For additional storage, the system 500 may also include one or more mass storage devices 510, e.g., a floppy or other removable disk drive, a hard disk drive, a Direct Access Storage Device (DASD), an optical drive (e.g. a Compact Disk (CD) drive, a Digital Versatile Disk (DVD) drive, etc.) and/or a tape drive, among others.
Furthermore, the system 500 may include an interface with one or more networks 512 (e.g., a local area network (LAN), a wide area network (WAN), a wireless network, and/or the Internet, among others) to permit communication of information with other computers coupled to the networks. It should be appreciated that the system 500 typically includes suitable analog and/or digital interfaces between the processor 502 and each of the components 504, 506, 508, and 512 as is known in the art.
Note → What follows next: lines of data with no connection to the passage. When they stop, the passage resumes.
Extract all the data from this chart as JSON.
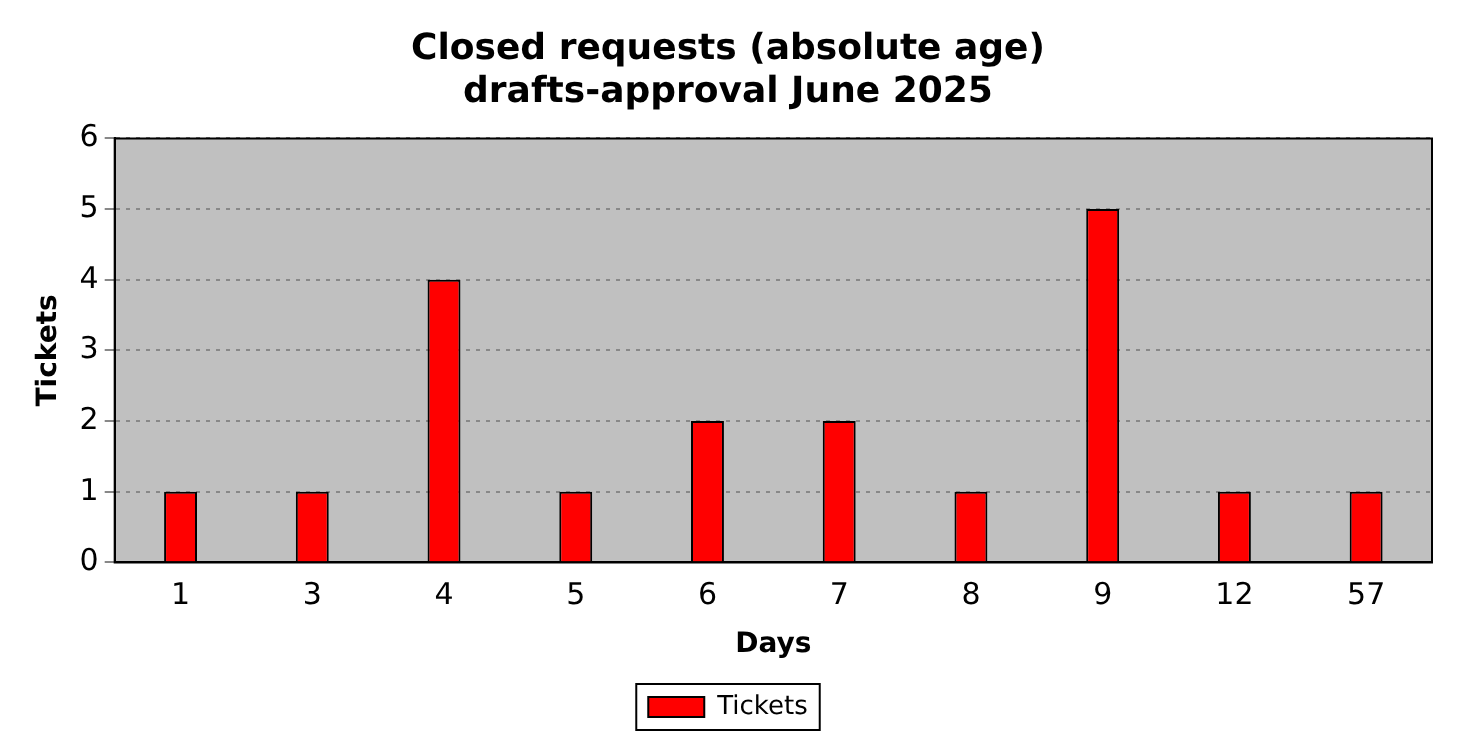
{
  "chart_data": {
    "type": "bar",
    "title": "Closed requests (absolute age)",
    "subtitle": "drafts-approval June 2025",
    "xlabel": "Days",
    "ylabel": "Tickets",
    "categories": [
      "1",
      "3",
      "4",
      "5",
      "6",
      "7",
      "8",
      "9",
      "12",
      "57"
    ],
    "series": [
      {
        "name": "Tickets",
        "color": "#ff0000",
        "values": [
          1,
          1,
          4,
          1,
          2,
          2,
          1,
          5,
          1,
          1
        ]
      }
    ],
    "ylim": [
      0,
      6
    ],
    "yticks": [
      0,
      1,
      2,
      3,
      4,
      5,
      6
    ],
    "grid": "y",
    "legend": "bottom"
  }
}
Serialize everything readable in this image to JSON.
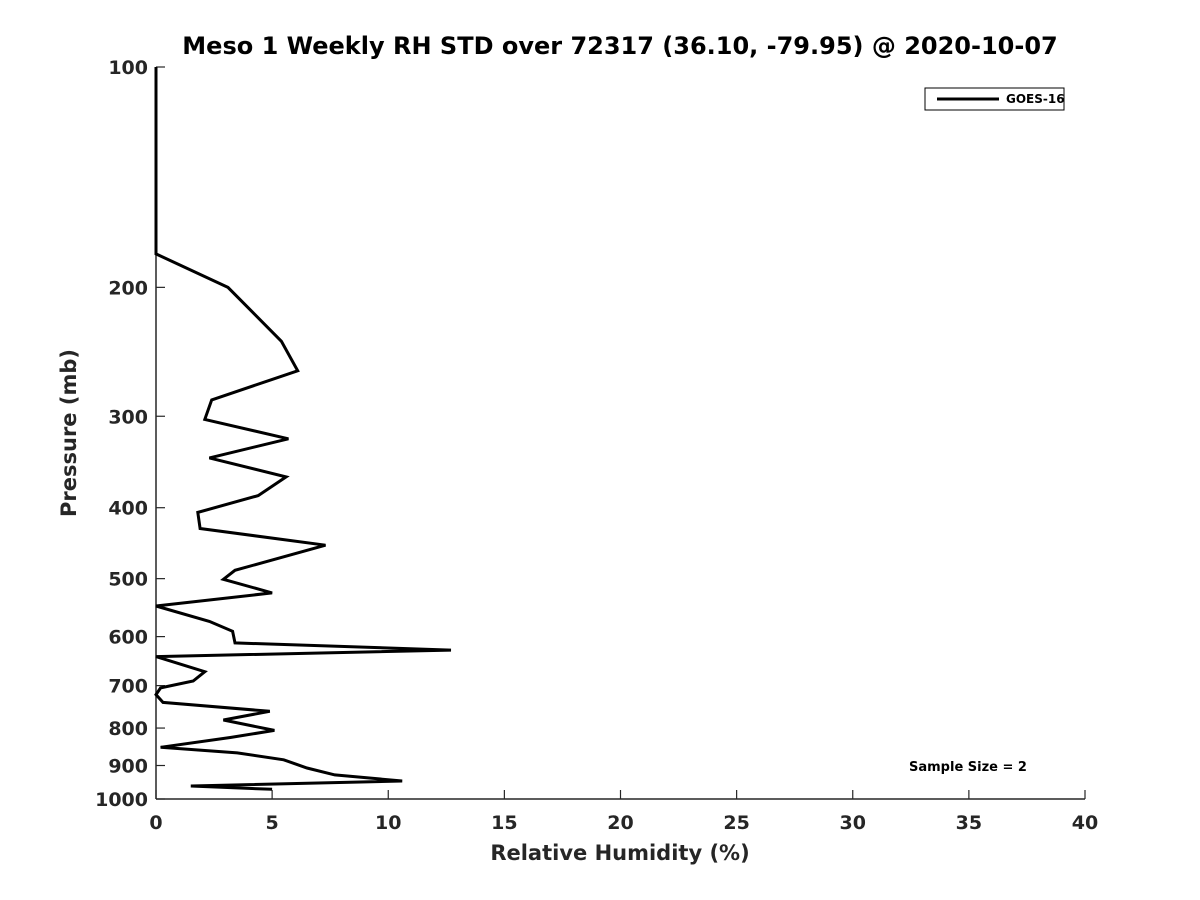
{
  "chart_data": {
    "type": "line",
    "title": "Meso 1 Weekly RH STD over 72317 (36.10, -79.95) @ 2020-10-07",
    "xlabel": "Relative Humidity (%)",
    "ylabel": "Pressure (mb)",
    "xlim": [
      0,
      40
    ],
    "ylim": [
      100,
      1000
    ],
    "y_scale": "log",
    "y_reversed": true,
    "x_ticks": [
      "0",
      "5",
      "10",
      "15",
      "20",
      "25",
      "30",
      "35",
      "40"
    ],
    "y_ticks": [
      "100",
      "200",
      "300",
      "400",
      "500",
      "600",
      "700",
      "800",
      "900",
      "1000"
    ],
    "grid": false,
    "legend_position": "top-right",
    "annotation": "Sample Size = 2",
    "series": [
      {
        "name": "GOES-16",
        "color": "#000000",
        "points": [
          {
            "x": 0.0,
            "p": 100
          },
          {
            "x": 0.0,
            "p": 180
          },
          {
            "x": 3.1,
            "p": 200
          },
          {
            "x": 5.4,
            "p": 237
          },
          {
            "x": 6.1,
            "p": 260
          },
          {
            "x": 2.4,
            "p": 285
          },
          {
            "x": 2.1,
            "p": 303
          },
          {
            "x": 5.7,
            "p": 322
          },
          {
            "x": 2.3,
            "p": 342
          },
          {
            "x": 5.6,
            "p": 363
          },
          {
            "x": 4.4,
            "p": 385
          },
          {
            "x": 1.8,
            "p": 406
          },
          {
            "x": 1.9,
            "p": 427
          },
          {
            "x": 7.3,
            "p": 450
          },
          {
            "x": 3.4,
            "p": 487
          },
          {
            "x": 2.9,
            "p": 501
          },
          {
            "x": 5.0,
            "p": 523
          },
          {
            "x": 0.0,
            "p": 545
          },
          {
            "x": 2.3,
            "p": 572
          },
          {
            "x": 3.3,
            "p": 590
          },
          {
            "x": 3.4,
            "p": 612
          },
          {
            "x": 12.7,
            "p": 626
          },
          {
            "x": 0.0,
            "p": 639
          },
          {
            "x": 2.1,
            "p": 670
          },
          {
            "x": 1.6,
            "p": 690
          },
          {
            "x": 0.2,
            "p": 705
          },
          {
            "x": 0.0,
            "p": 720
          },
          {
            "x": 0.3,
            "p": 738
          },
          {
            "x": 4.9,
            "p": 759
          },
          {
            "x": 2.9,
            "p": 780
          },
          {
            "x": 5.1,
            "p": 806
          },
          {
            "x": 3.2,
            "p": 824
          },
          {
            "x": 0.2,
            "p": 850
          },
          {
            "x": 3.5,
            "p": 865
          },
          {
            "x": 5.5,
            "p": 884
          },
          {
            "x": 6.5,
            "p": 907
          },
          {
            "x": 7.7,
            "p": 927
          },
          {
            "x": 10.6,
            "p": 945
          },
          {
            "x": 1.5,
            "p": 960
          },
          {
            "x": 5.0,
            "p": 970
          }
        ]
      }
    ]
  }
}
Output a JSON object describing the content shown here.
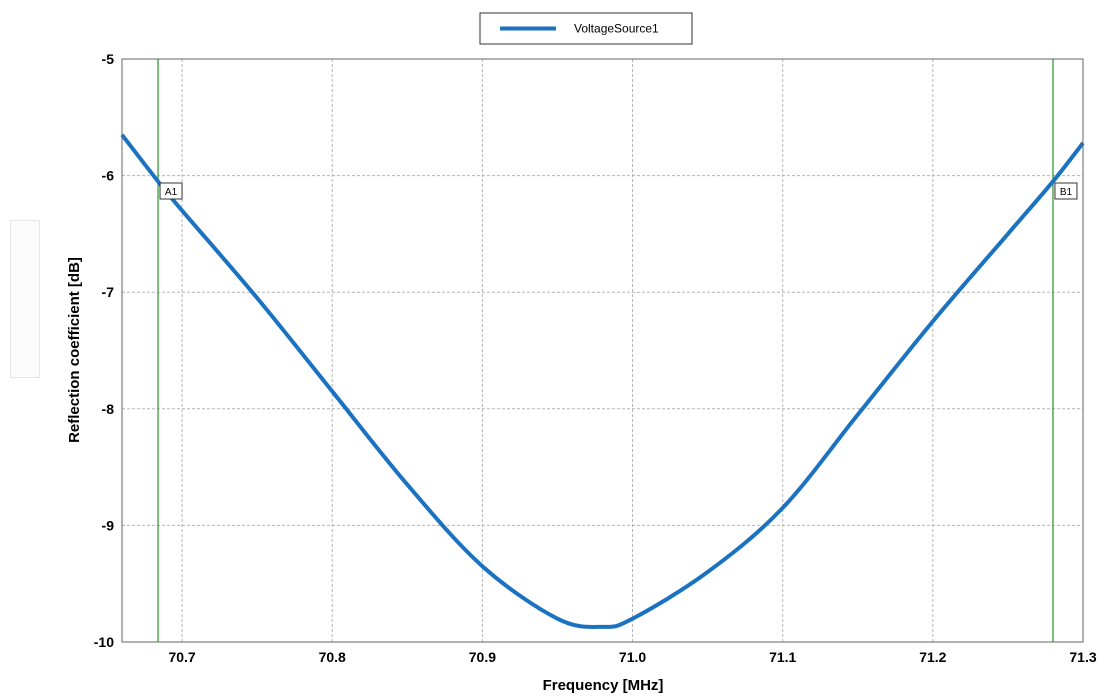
{
  "chart_data": {
    "type": "line",
    "title": "",
    "xlabel": "Frequency [MHz]",
    "ylabel": "Reflection coefficient [dB]",
    "xlim": [
      70.66,
      71.3
    ],
    "ylim": [
      -10,
      -5
    ],
    "xticks": [
      70.7,
      70.8,
      70.9,
      71.0,
      71.1,
      71.2,
      71.3
    ],
    "xtick_labels": [
      "70.7",
      "70.8",
      "70.9",
      "71.0",
      "71.1",
      "71.2",
      "71.3"
    ],
    "yticks": [
      -5,
      -6,
      -7,
      -8,
      -9,
      -10
    ],
    "ytick_labels": [
      "-5",
      "-6",
      "-7",
      "-8",
      "-9",
      "-10"
    ],
    "grid": true,
    "legend_position": "top-center",
    "series": [
      {
        "name": "VoltageSource1",
        "color": "#1a72c0",
        "x": [
          70.66,
          70.684,
          70.7,
          70.75,
          70.8,
          70.85,
          70.9,
          70.95,
          70.98,
          71.0,
          71.05,
          71.1,
          71.15,
          71.2,
          71.25,
          71.28,
          71.3
        ],
        "y": [
          -5.65,
          -6.05,
          -6.3,
          -7.05,
          -7.85,
          -8.65,
          -9.35,
          -9.8,
          -9.87,
          -9.8,
          -9.4,
          -8.85,
          -8.05,
          -7.25,
          -6.5,
          -6.05,
          -5.72
        ]
      }
    ],
    "markers": [
      {
        "label": "A1",
        "x": 70.684,
        "color": "#3a9a3a"
      },
      {
        "label": "B1",
        "x": 71.28,
        "color": "#3a9a3a"
      }
    ]
  }
}
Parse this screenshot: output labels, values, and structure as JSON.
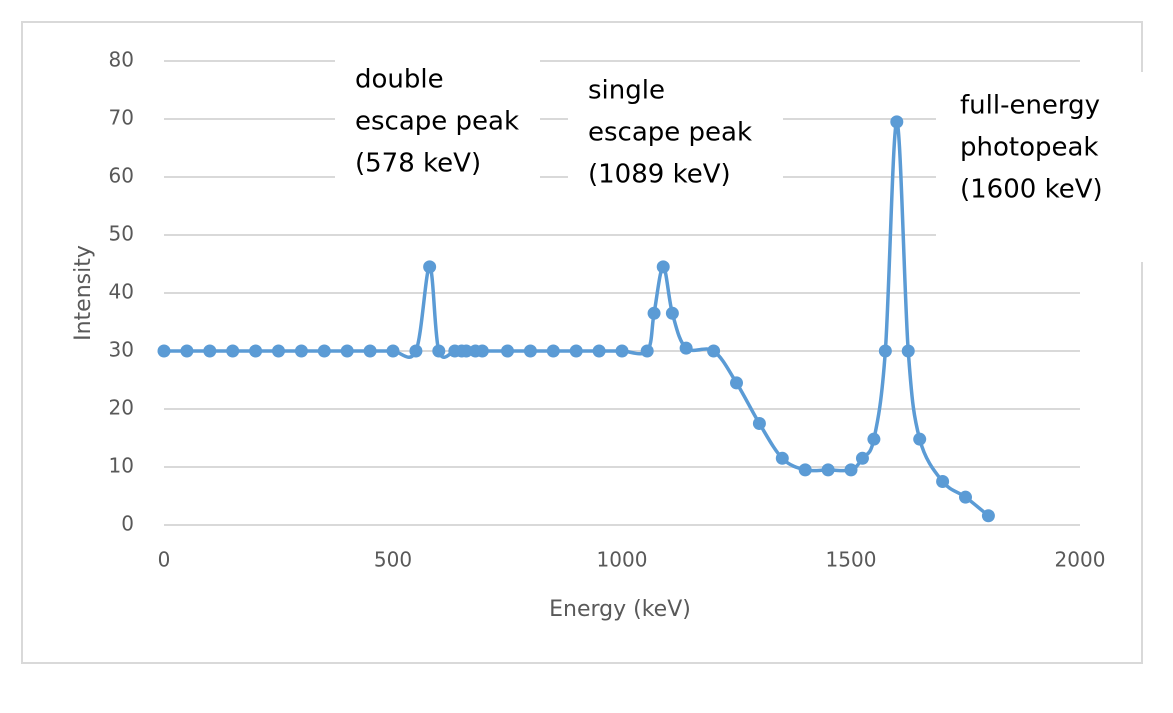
{
  "chart_data": {
    "type": "line",
    "x_label": "Energy (keV)",
    "y_label": "Intensity",
    "series": [
      {
        "color": "#5b9bd5",
        "x": [
          0,
          50,
          100,
          150,
          200,
          250,
          300,
          350,
          400,
          450,
          500,
          550,
          580,
          600,
          635,
          650,
          660,
          680,
          695,
          750,
          800,
          850,
          900,
          950,
          1000,
          1055,
          1070,
          1090,
          1110,
          1140,
          1200,
          1250,
          1300,
          1350,
          1400,
          1450,
          1500,
          1525,
          1550,
          1575,
          1600,
          1625,
          1650,
          1700,
          1750,
          1800
        ],
        "values": [
          30,
          30,
          30,
          30,
          30,
          30,
          30,
          30,
          30,
          30,
          30,
          30,
          44.5,
          30,
          30,
          30,
          30,
          30,
          30,
          30,
          30,
          30,
          30,
          30,
          30,
          30,
          36.5,
          44.5,
          36.5,
          30.5,
          30,
          24.5,
          17.5,
          11.5,
          9.5,
          9.5,
          9.5,
          11.5,
          14.8,
          30,
          69.5,
          30,
          14.8,
          7.5,
          4.8,
          1.6
        ]
      }
    ],
    "xlim": [
      0,
      2000
    ],
    "xticks": [
      0,
      500,
      1000,
      1500,
      2000
    ],
    "ylim": [
      0,
      80
    ],
    "yticks": [
      0,
      10,
      20,
      30,
      40,
      50,
      60,
      70,
      80
    ],
    "grid": true,
    "smooth": true,
    "annotations": [
      {
        "lines": [
          "double",
          "escape peak",
          "(578 keV)"
        ]
      },
      {
        "lines": [
          "single",
          "escape peak",
          "(1089 keV)"
        ]
      },
      {
        "lines": [
          "full-energy",
          "photopeak",
          "(1600 keV)"
        ]
      }
    ]
  }
}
The system 500 operates under the control of an operating system 514, and executes various computer software applications, components, programs, objects, modules, etc. to implement the techniques described above. Moreover, various applications, components, programs, objects, etc., collectively indicated by reference 516 in FIG. 5, may also execute on one or more processors in another computer coupled to the system 500 via a network 512, e.g., in a distributed computing environment, whereby the processing required to implement the functions of a computer program may be allocated to multiple computers over a network. The application software 516 may include a set of instructions which, when executed by the processor 502, causes the system 500 to implement the method 300 of FIG. 3.
In general, the routines executed to implement the embodiments of the invention may be implemented as part of an operating system or a specific application, component, program, object, module or sequence of instructions referred to as “computer programs.” The computer programs typically comprise one or more instructions set at various times in various memory and storage devices in a computer, and that, when read and executed by one or more processors in a computer, cause the computer to perform operations necessary to execute elements involving the various aspects of the invention. Moreover, while the invention has been described in the context of fully functioning computers and computer systems, those skilled in the art will appreciate that the various embodiments of the invention are capable of being distributed as a program product in a variety of forms, and that the invention applies equally regardless of the particular type of computer-readable media used to actually effect the distribution. Examples of computer-readable media include but are not limited to recordable type media such as volatile and non-volatile memory devices, floppy and other removable disks, hard disk drives, optical disks (e.g., Compact Disk Read-Only Memory (CD ROMS), Digital Versatile Disks, (DVDs), etc.), among others, and transmission type media such as digital and analog communication links.
Although the present invention has been described with reference to specific exemplary embodiments, it will be evident that various modifications and changes can be made to these embodiments without departing from the broader spirit of the invention. Accordingly, the specification and drawings are to be regarded in an illustrative sense rather than in a restrictive sense.